5. '(Do It On My) Twin Bed'
A holiday ode to the problems associated with taking your current adult relationship back home and onto your tiny childhood bed. This is one of those sketches that you will see time and time again on every 'Best of SNL Holiday Sketches' from here on out for the rest of eternity. There was a strange combination of "in your face" comedy combined with something that was really awkward and sweet. Anyway, that combination really worked.
4. 'New Horror Trailer'
Is there really much doubt that if Wes Anderson ever really did make a horror movie, that its trailer wouldn't look a lot like this and feature Paul Simon's 'Me and Julio Down by the Schoolyard' as its soundtrack? As a statement/homage to Wes Anderson, this is perfect. (As an aside: Until just now, I hadn't watched this since the Edward Norton-hosted show and I just laughed out loud five times.)
3. 'Black Jeopardy'
How this didn't become a recurring sketch yet, I have no idea. Granted the right host is needed. While Jay Pharoah, Sasheer Zamata and Kenan Thompson are all wonderful, it does need a host who can portray wide-eyed innocence and embarrassment -- the wrong tone could easily undermine what's being attempted here -- and Louis C.K. pulled this off this perfectly.
2. 'Dragon Babies'
I really do hope we see Rick Shoulders again.
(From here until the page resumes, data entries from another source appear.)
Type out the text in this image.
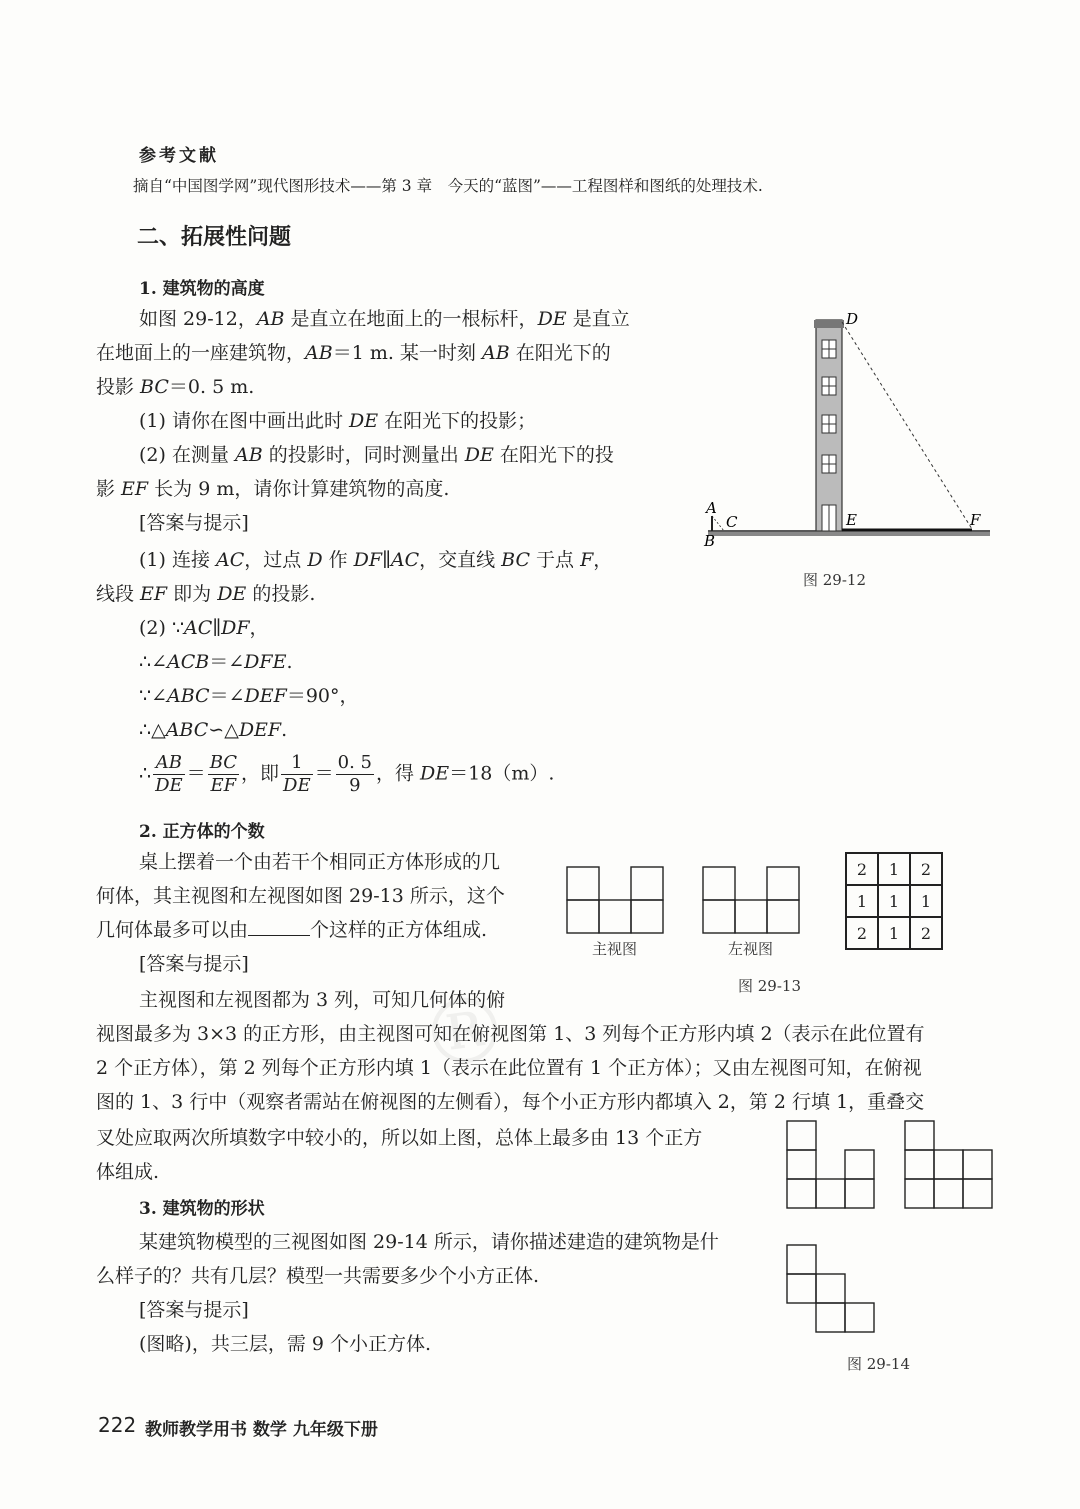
®
参考文献
摘自“中国图学网”现代图形技术——第 3 章　今天的“蓝图”——工程图样和图纸的处理技术.
二、拓展性问题
1. 建筑物的高度
如图 29-12，AB 是直立在地面上的一根标杆，DE 是直立
在地面上的一座建筑物，AB＝1 m. 某一时刻 AB 在阳光下的
投影 BC＝0. 5 m.
(1) 请你在图中画出此时 DE 在阳光下的投影；
(2) 在测量 AB 的投影时，同时测量出 DE 在阳光下的投
影 EF 长为 9 m，请你计算建筑物的高度.
[答案与提示]
(1) 连接 AC，过点 D 作 DF∥AC，交直线 BC 于点 F，
线段 EF 即为 DE 的投影.
(2) ∵AC∥DF，
∴∠ACB＝∠DFE.
∵∠ABC＝∠DEF＝90°，
∴△ABC∽△DEF.
∴ $\frac{AB}{DE} = \frac{BC}{EF}$ ，即 $\frac{1}{DE} = \frac{0. 5}{9}$ ，得 DE＝18（m）.
A
B
C
D
E	F
图 29-12
2. 正方体的个数
桌上摆着一个由若干个相同正方体形成的几
何体，其主视图和左视图如图 29-13 所示，这个
几何体最多可以由	个这样的正方体组成.
[答案与提示]
主视图和左视图都为 3 列，可知几何体的俯
视图最多为 3×3 的正方形，由主视图可知在俯视图第 1、3 列每个正方形内填 2（表示在此位置有
2 个正方体），第 2 列每个正方形内填 1（表示在此位置有 1 个正方体）；又由左视图可知，在俯视
图的 1、3 行中（观察者需站在俯视图的左侧看），每个小正方形内都填入 2，第 2 行填 1，重叠交
叉处应取两次所填数字中较小的，所以如上图，总体上最多由 13 个正方
体组成.
主视图	左视图
2	1	2
1	1	1
2	1	2
图 29-13
3. 建筑物的形状
某建筑物模型的三视图如图 29-14 所示，请你描述建造的建筑物是什
么样子的？共有几层？模型一共需要多少个小方正体.
[答案与提示]
(图略)，共三层，需 9 个小正方体.
图 29-14
222 教师教学用书 数学 九年级下册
Anyway (like I've written at length before) Mike O'Brien has the ability to somehow combine both the peculiar and a level of earnestness that makes his humor very unique. At one point in this sketch, Rick Shoulders, a former Chicago police officer, while voicing a children's cartoon about dragon, fires his gun into the floor beneath him, injuring a bystander. We should be horrified by Rick Shoulders, yet we feel empathy for Rick Shoulders. Speaking of O'Brien...
1. 'Monster Pals'
It's just remarkable how touching this sketch turns out to be. Two monsters sit at a bar and one of them, Jim, decides it's time to get the surgery that will make him look human. The rest of the sketch is about his friend (played by Mike O'Brien) trying to locate his friend, Jim. It's funny, touching and weird all at the same time. It's difficult to end a sketch -- and too often the main criticism of a comedy sketch is that it has no ending. Here, the punchline is that O'Brien's monster gets the surgery, but opts for the cheaper version, so now he looks like Mike O'Brien and his pal, Jim, looks like James Franco -- which, again, is somehow touching. This is without a doubt the best sketch of the season.